ML-first Data Integration: We are exploring the fundamental connections between data cleaning and integration with statistical learning and inference. For example, in SLimFast, we proved that one can resolve noisy and conflicting information from heterogeneous data sources with formal guarantees. Our latest effort for ML-first data integration is HoloClean which is built on the idea of weak supervision and probabilistic inference, see our blog post. These systems transition from logic to probabilities in a way similar to the AI-revolution in the eighties

Quality-aware data source management: Our focus over the last few years has been to dramatically reduce the time domain experts spend in exploring, identifying, and analyzing valuable data for analytics. We are developing SourceSight a prototype data source management system that allows users to interactively explore a large number of heterogeneous data sources, and discover valuable sets of sources for diverse integration tasks.

Xiangyao Yu

1000-Core Database: Computer architectures are moving towards many-core machines with dozens or even hundreds of cores on a single chip, which the current database management systems (DBMSs) are not designed for. We performed an evaluation of concurrency control for on-line transaction processing (OLTP) workloads on many-core chips. Our Analysis (VLDB'14) shows that all algorithms fail to scale to this level of parallelism. For each algorithm, we identified artificial and fundamental bottlenecks. We conclude that rather than pursuing incremental solutions, many-core chips may require a completely redesigned DBMS architecture that is built from ground up and is tightly coupled with the hardware. Our DBMS is open source on github (DBx1000).
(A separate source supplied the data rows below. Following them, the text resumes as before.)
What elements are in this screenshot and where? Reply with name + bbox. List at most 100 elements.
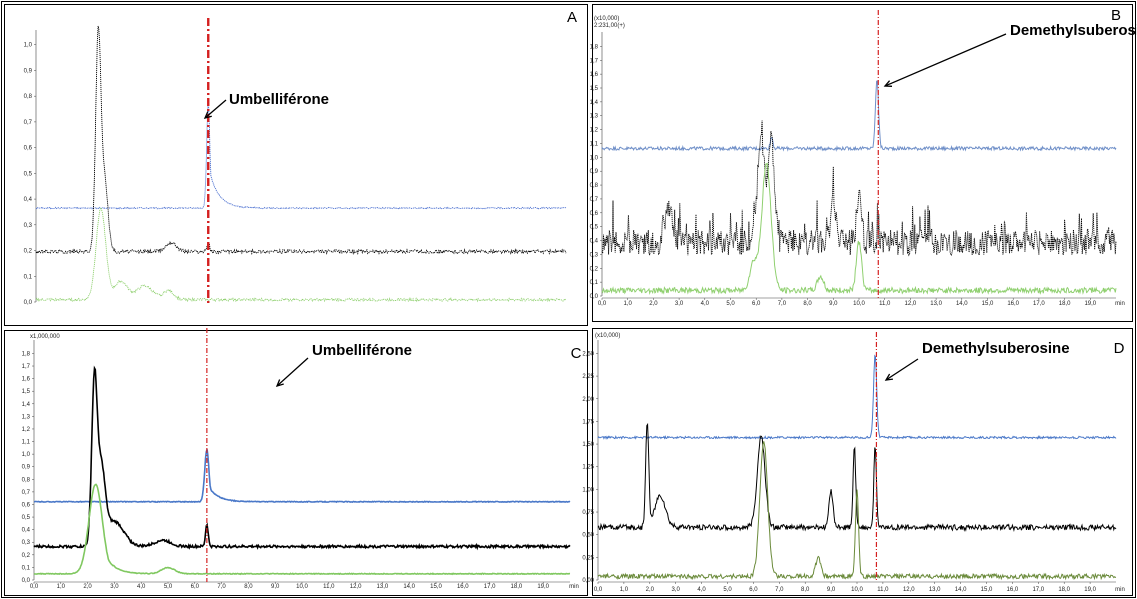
panel-d-arrow	[885, 358, 919, 381]
panel-b-scale-label: (x10,000)	[594, 16, 619, 22]
panel-d-y-tick-label: 2,00	[582, 397, 594, 403]
panel-a-y-tick-label: 1,0	[24, 43, 33, 49]
panel-a-y-tick-label: 0,8	[24, 94, 33, 100]
panel-c-y-tick-label: 0,0	[22, 578, 31, 584]
panel-d-x-tick-label: 7,0	[775, 587, 784, 593]
panel-d-y-tick-label: 0,25	[582, 555, 594, 561]
panel-d-x-tick-label: 11,0	[877, 587, 889, 593]
panel-a-y-tick-label: 0,5	[24, 171, 33, 177]
panel-d-x-tick-label: 16,0	[1007, 587, 1019, 593]
panel-b-y-tick-label: 0,1	[590, 280, 599, 286]
panel-b-y-tick-label: 1,4	[590, 100, 599, 106]
panel-c-x-tick-label: 3,0	[110, 584, 119, 590]
panel-b-x-tick-label: 18,0	[1059, 301, 1071, 307]
panel-d-y-tick-label: 0,50	[582, 533, 594, 539]
panel-c-y-tick-label: 0,9	[22, 465, 31, 471]
panel-b-y-tick-label: 1,5	[590, 86, 599, 92]
panel-d-x-tick-label: 15,0	[981, 587, 993, 593]
panel-c-x-tick-label: 1,0	[57, 584, 66, 590]
panel-d-x-tick-label: 3,0	[672, 587, 681, 593]
panel-d-x-tick-label: 18,0	[1058, 587, 1070, 593]
panel-b-x-tick-label: 13,0	[930, 301, 942, 307]
panel-b-x-tick-label: 0,0	[598, 301, 607, 307]
panel-b-y-tick-label: 1,8	[590, 44, 599, 50]
panel-d-x-tick-label: 0,0	[594, 587, 603, 593]
panel-b-x-tick-label: 12,0	[905, 301, 917, 307]
panel-b-channel-label: 2:231,00(+)	[594, 23, 625, 29]
panel-c-x-tick-label: 16,0	[457, 584, 469, 590]
panel-c-compound-label: Umbelliférone	[312, 342, 412, 359]
panel-c-y-tick-label: 1,3	[22, 414, 31, 420]
panel-c-scale-label: x1,000,000	[30, 334, 60, 340]
panel-c-x-tick-label: 13,0	[377, 584, 389, 590]
panel-c-x-tick-label: 11,0	[323, 584, 335, 590]
panel-b-y-tick-label: 1,3	[590, 114, 599, 120]
panel-b-x-tick-label: 2,0	[649, 301, 658, 307]
panel-d-frame	[592, 328, 1133, 596]
panel-b-x-tick-label: 15,0	[982, 301, 994, 307]
panel-d-compound-label: Demethylsuberosine	[922, 340, 1070, 357]
panel-a-compound-label: Umbelliférone	[229, 91, 329, 108]
panel-d-x-tick-label: 9,0	[827, 587, 836, 593]
panel-c-y-tick-label: 1,7	[22, 364, 31, 370]
panel-d-x-tick-label: 12,0	[903, 587, 915, 593]
panel-d-y-tick-label: 2,25	[582, 374, 594, 380]
panel-c-x-tick-label: 12,0	[350, 584, 362, 590]
panel-a-y-tick-label: 0,2	[24, 249, 33, 255]
panel-b-y-tick-label: 1,0	[590, 155, 599, 161]
panel-c-x-tick-label: 6,0	[191, 584, 200, 590]
panel-a-series-line-3	[35, 207, 567, 303]
panel-b-x-tick-label: 1,0	[624, 301, 633, 307]
panel-a-arrow	[204, 99, 227, 119]
panel-c-y-tick-label: 1,6	[22, 377, 31, 383]
panel-b-x-tick-label: 11,0	[879, 301, 891, 307]
panel-b-x-tick-label: 14,0	[956, 301, 968, 307]
panel-d-x-tick-label: 2,0	[646, 587, 655, 593]
panel-b-frame	[592, 4, 1133, 322]
panel-c-x-tick-label: 8,0	[244, 584, 253, 590]
panel-c-x-tick-label: 7,0	[217, 584, 226, 590]
panel-c-y-tick-label: 0,2	[22, 553, 31, 559]
panel-d-series-line-1	[597, 354, 1117, 440]
panel-c-y-tick-label: 1,2	[22, 427, 31, 433]
panel-d-series-line-2	[597, 422, 1117, 532]
panel-c-y-tick-label: 0,5	[22, 515, 31, 521]
panel-c-x-tick-label: 14,0	[403, 584, 415, 590]
panel-d-y-tick-label: 0,00	[582, 578, 594, 584]
panel-d-x-tick-label: 1,0	[620, 587, 629, 593]
panel-a-y-tick-label: 0,7	[24, 120, 33, 126]
panel-c-x-tick-label: 5,0	[164, 584, 173, 590]
panel-d-x-tick-label: 13,0	[929, 587, 941, 593]
panel-d-scale-label: (x10,000)	[595, 333, 620, 339]
panel-a-y-tick-label: 0,0	[24, 300, 33, 306]
panel-d-x-tick-label: 5,0	[723, 587, 732, 593]
panel-b-arrow	[884, 33, 1007, 87]
panel-a-y-tick-label: 0,3	[24, 223, 33, 229]
panel-b-series-line-3	[601, 162, 1117, 296]
panel-b-y-tick-label: 0,9	[590, 169, 599, 175]
panel-c-x-tick-label: 9,0	[271, 584, 280, 590]
panel-c-y-tick-label: 0,7	[22, 490, 31, 496]
panel-b-x-tick-label: 7,0	[778, 301, 787, 307]
panel-b-series-line-1	[601, 80, 1117, 152]
panel-c-series-line-3	[33, 483, 571, 576]
panel-d-x-tick-label: 8,0	[801, 587, 810, 593]
panel-c-y-tick-label: 0,8	[22, 477, 31, 483]
panel-b-y-tick-label: 0,6	[590, 211, 599, 217]
panel-c-x-tick-label: 4,0	[137, 584, 146, 590]
panel-d-x-tick-label: 4,0	[697, 587, 706, 593]
panel-b-x-tick-label: 19,0	[1084, 301, 1096, 307]
panel-d-x-tick-label: 6,0	[749, 587, 758, 593]
panel-d-x-tick-label: 17,0	[1032, 587, 1044, 593]
panel-c-x-tick-label: 18,0	[511, 584, 523, 590]
panel-c-x-tick-label: 10,0	[296, 584, 308, 590]
panel-a-series-line-1	[35, 104, 567, 210]
panel-c-y-tick-label: 1,5	[22, 389, 31, 395]
panel-a-series-line-2	[35, 25, 567, 256]
panel-a-arrow-head	[203, 111, 212, 119]
panel-d-y-tick-label: 1,25	[582, 465, 594, 471]
panel-d-y-tick-label: 1,75	[582, 419, 594, 425]
panel-c-x-tick-label: min	[569, 584, 579, 590]
panel-c-y-tick-label: 0,3	[22, 540, 31, 546]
IMP: Indirect Memory Prefetcher: Important applications like machine learning, graph analytics, and sparse linear algebra are dominated by irregular memory accesses which have little temporal or spatial locality and are difficult to prefetcher using traditional techniques. A majority of these irregular accesses come from indirect patterns of the form A[B[i]]. We propose an efficient hardware indirect memory prefetcher (IMP) to hide memory latency of this access pattern. We also propose a partial cacheline accessing mechanism to reduce the network and DRAM bandwidth pressure from the lack of spatial locality. Evaluated on seven applications, IMP showed 56% speedup on average (up to 2.3x) compared to a baseline streaming prefetchers on a 64 core system.

Near Cloud Storage Computing: Modern cloud platforms disaggregate computation and storage into separate services. In this project, we explored the idea of using limited computation inside the simple storage service (S3) offered by AWS to accelerate data analytics. We use the existing S3 Select feature to accelerate not only simple database operators like select and project, but also complex operators like join, group-by, and top-K. We propose optimization techniques for each individual operator and demonstrated more than 6x performance improvement over a set of representative queries.